Batemuritour.com- Seringkali kita bertanya apakah cinta itu? Kata ini termasuk salah satu kata yang paling menyenangkan didengar dan diucapkan, bahkan wujudnya didambakan dan diusahakan oleh semua pihak.
sumber gambar: freepik.com
Pada masa Yunani Kuno, para filsuf bertemu dalam sebuah jamuan makan dan membahas antara lain tentang cinta.
Di antara mereka ada yang berpendapat bahwa cinta adalah Dewa yang pertama. Dewa itu tidak bersumber dari apa pun. Dia tidak beribu bapak.
Menurut filsuf ini, wujud pertama adalah kegelapan, lalu mewujud bumi, kemudian cinta yang merupakan sumber kehidupan dan selalu menghendaki kebaikan,
karena itu menurutnya manusia merasa malu jika melakukan sesuatu yang buruk di hadapan ibu bapak atau temannya dan merasa perih kalau melakukan sesuatu yang tidak terpuji di hadapan kekasihnya.
Sang penyair dan filsuf Yunani Aristofanes (450-388 SM) mengemukakan bahwa manusia pada mulanya tidaklah seperti keadaannya sekarang.
Dahulu manusia berbentuk bulat, memiliki empat tangan dan empat kaki, satu kepala dengan dua wajah yang dapat memandang kedua arah.
Dia juga mempunyai empat telinga. Mereka sangat kuat sehingga berani melawan para dewa yang kemudian memutuskan untuk "membelah manusia seperti membelah apel."
Singkat kata, manusia selalu rindu untuk menemukan belahan dirinya dan sejak itu lahir potensi cinta yang menemukan belahannya, hidup dalam kebahagiaan dan cinta.
Pertemuan itu bermula dari pertemuan jiwa. Dan itu dapat terjadi seketika atau bisa juga setelah upaya sungguh-sungguh sebagaimana dapat juga terjadi kekeliruan dalam pertemuan sehingga lahir kejauhan hubungan/disharmoni.

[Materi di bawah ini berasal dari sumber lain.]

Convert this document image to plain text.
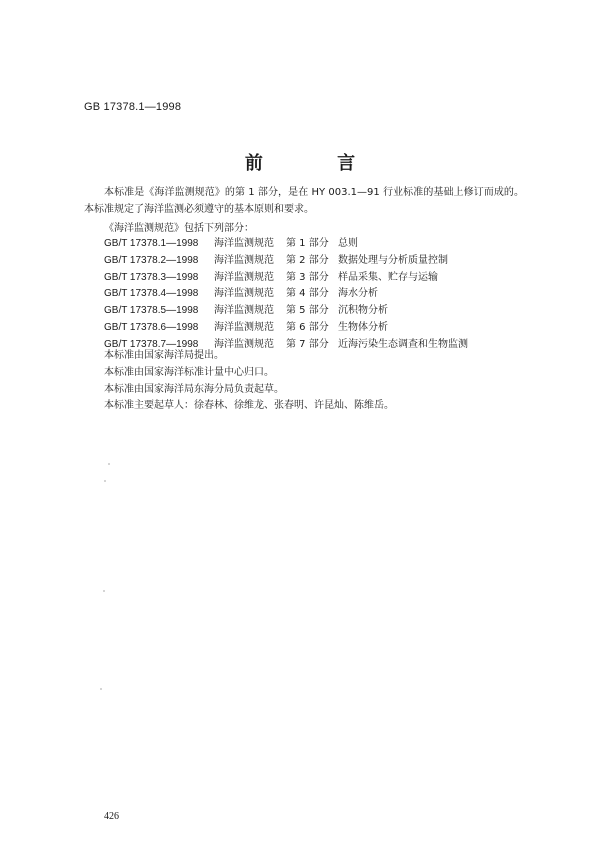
GB 17378.1—1998
前 言
本标准是《海洋监测规范》的第 1 部分，是在 HY 003.1—91 行业标准的基础上修订而成的。本标准规定了海洋监测必须遵守的基本原则和要求。
《海洋监测规范》包括下列部分：
GB/T 17378.1—1998	海洋监测规范	第 1 部分 总则
GB/T 17378.2—1998	海洋监测规范	第 2 部分 数据处理与分析质量控制
GB/T 17378.3—1998	海洋监测规范	第 3 部分 样品采集、贮存与运输
GB/T 17378.4—1998	海洋监测规范	第 4 部分 海水分析
GB/T 17378.5—1998	海洋监测规范	第 5 部分 沉积物分析
GB/T 17378.6—1998	海洋监测规范	第 6 部分 生物体分析
GB/T 17378.7—1998	海洋监测规范	第 7 部分 近海污染生态调查和生物监测
本标准由国家海洋局提出。
本标准由国家海洋标准计量中心归口。
本标准由国家海洋局东海分局负责起草。
本标准主要起草人：徐春林、徐维龙、张春明、许昆灿、陈维岳。
426
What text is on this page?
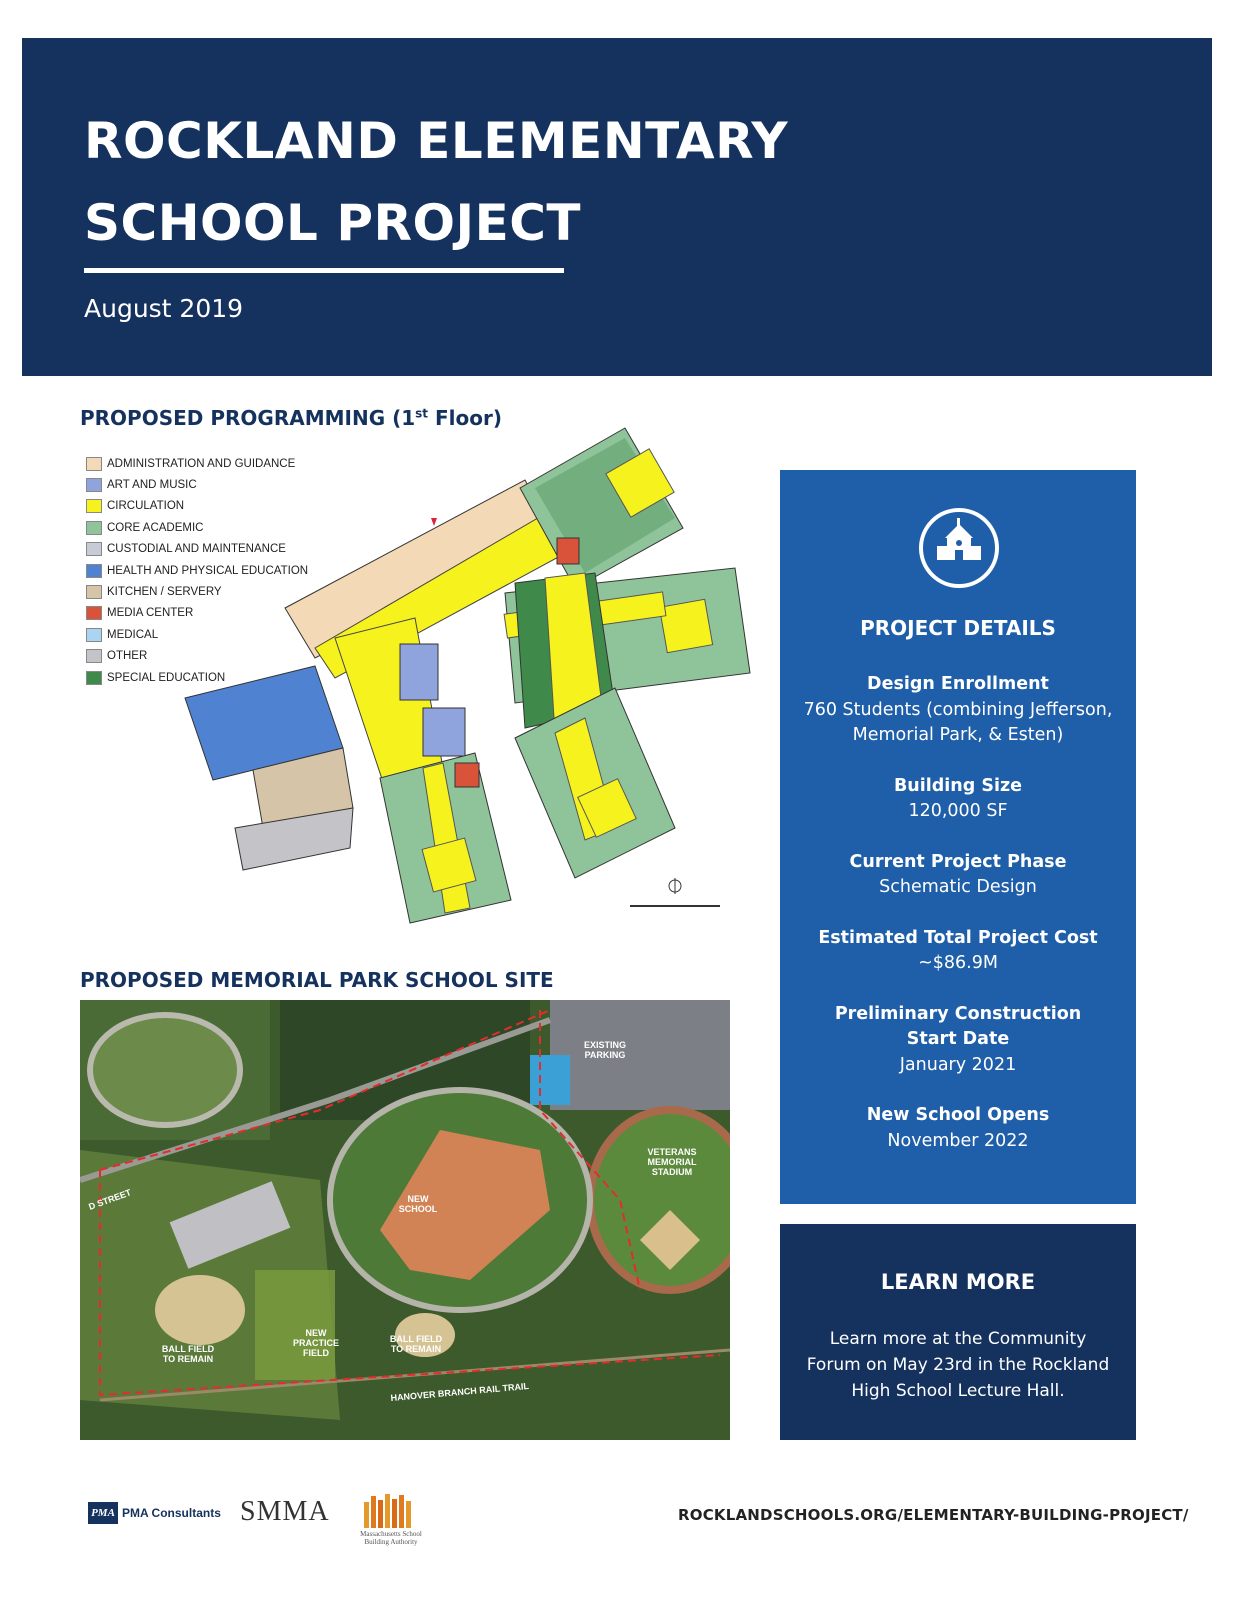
ROCKLAND ELEMENTARY
SCHOOL PROJECT
August 2019
PROPOSED PROGRAMMING (1st Floor)
ADMINISTRATION AND GUIDANCE
ART AND MUSIC
CIRCULATION
CORE ACADEMIC
CUSTODIAL AND MAINTENANCE
HEALTH AND PHYSICAL EDUCATION
KITCHEN / SERVERY
MEDIA CENTER
MEDICAL
OTHER
SPECIAL EDUCATION
PROPOSED MEMORIAL PARK SCHOOL SITE
EXISTING
PARKING
VETERANS
MEMORIAL
STADIUM
NEW
SCHOOL
D STREET
NEW
PRACTICE
FIELD
BALL FIELD
TO REMAIN
BALL FIELD
TO REMAIN
HANOVER BRANCH RAIL TRAIL
PROJECT DETAILS
Design Enrollment
760 Students (combining Jefferson, Memorial Park, & Esten)
Building Size
120,000 SF
Current Project Phase
Schematic Design
Estimated Total Project Cost
~$86.9M
Preliminary Construction Start Date
January 2021
New School Opens
November 2022
LEARN MORE
Learn more at the Community Forum on May 23rd in the Rockland High School Lecture Hall.
PMA PMA Consultants SMMA
Massachusetts School Building Authority
ROCKLANDSCHOOLS.ORG/ELEMENTARY-BUILDING-PROJECT/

Itulah kisah asal muasal lahirnya cinta menurut pandangan Aristofanes yang jenaka yang diceritakan kembali oleh Plato (427-347 SM).
Plato (427-347 SM)
Berpendapat bahwa cinta bermula dari dorongan syahwat kebinatangan yang diupayakan oleh dia yang merupakan "belahan" manusia ketika mencari dan bertemu dengan belahannya.
Aristoteles (384-322 SM)
Melukiskannya sebagai hubungan dua jasad yang menyatu dengan satu ruh. Ia tidak berakhir; kalau berakhir maka bukanlah ia cinta hakiki.
Cinta adalah mitos yang tidak mampu dijangkau atau dijelaskan hakikatnya oleh manusia.
Sokrates (470-399 SM)
Berpandangan bahwa cinta tidak ada batasnya. Kedudukan cinta itu tinggi. Ia adalah kerinduan jiwa kepada Keindahan Ilahi yang tidak pernah kering, tidak juga berakhir atau punah.
Kita tidak perlu larut dalam aneka pandangan filsuf-filsuf Yunani, namun kita dapat mengambil kesimpulan dari apa yang mereka utarakan bahwa cinta yang luhur adalah kekuatan yang mendorong si pencinta pada kebajikan dan menghiasi kepribadiannya dengan akhlak luhur.
Tapi, apakah yang dikemukakan di atas merupakan definisi atau gambaran jitu tentang cinta?
Jika pertanyaan ini ditujukan kepada pemikir, filsuf, atau ilmuwan di bidang apa pun, mereka akan sepakat bahwa itu bukanlah definisi/penjelasan konkret tentang cinta.
Baca juga :
Sejak dahulu manusia mengalami cinta dan sejak dahulu pula para pakar dan filsuf berusaha merumuskan hakikat cinta, namun mereka tidak menemukan kata sepakat.
Ada yang memujanya dan ada juga yang mencelanya. Ada yang menolaknya dengan dalih bahwa cinta melahirkan perbudakan oleh yang dicintai terhadap yang mencintainya.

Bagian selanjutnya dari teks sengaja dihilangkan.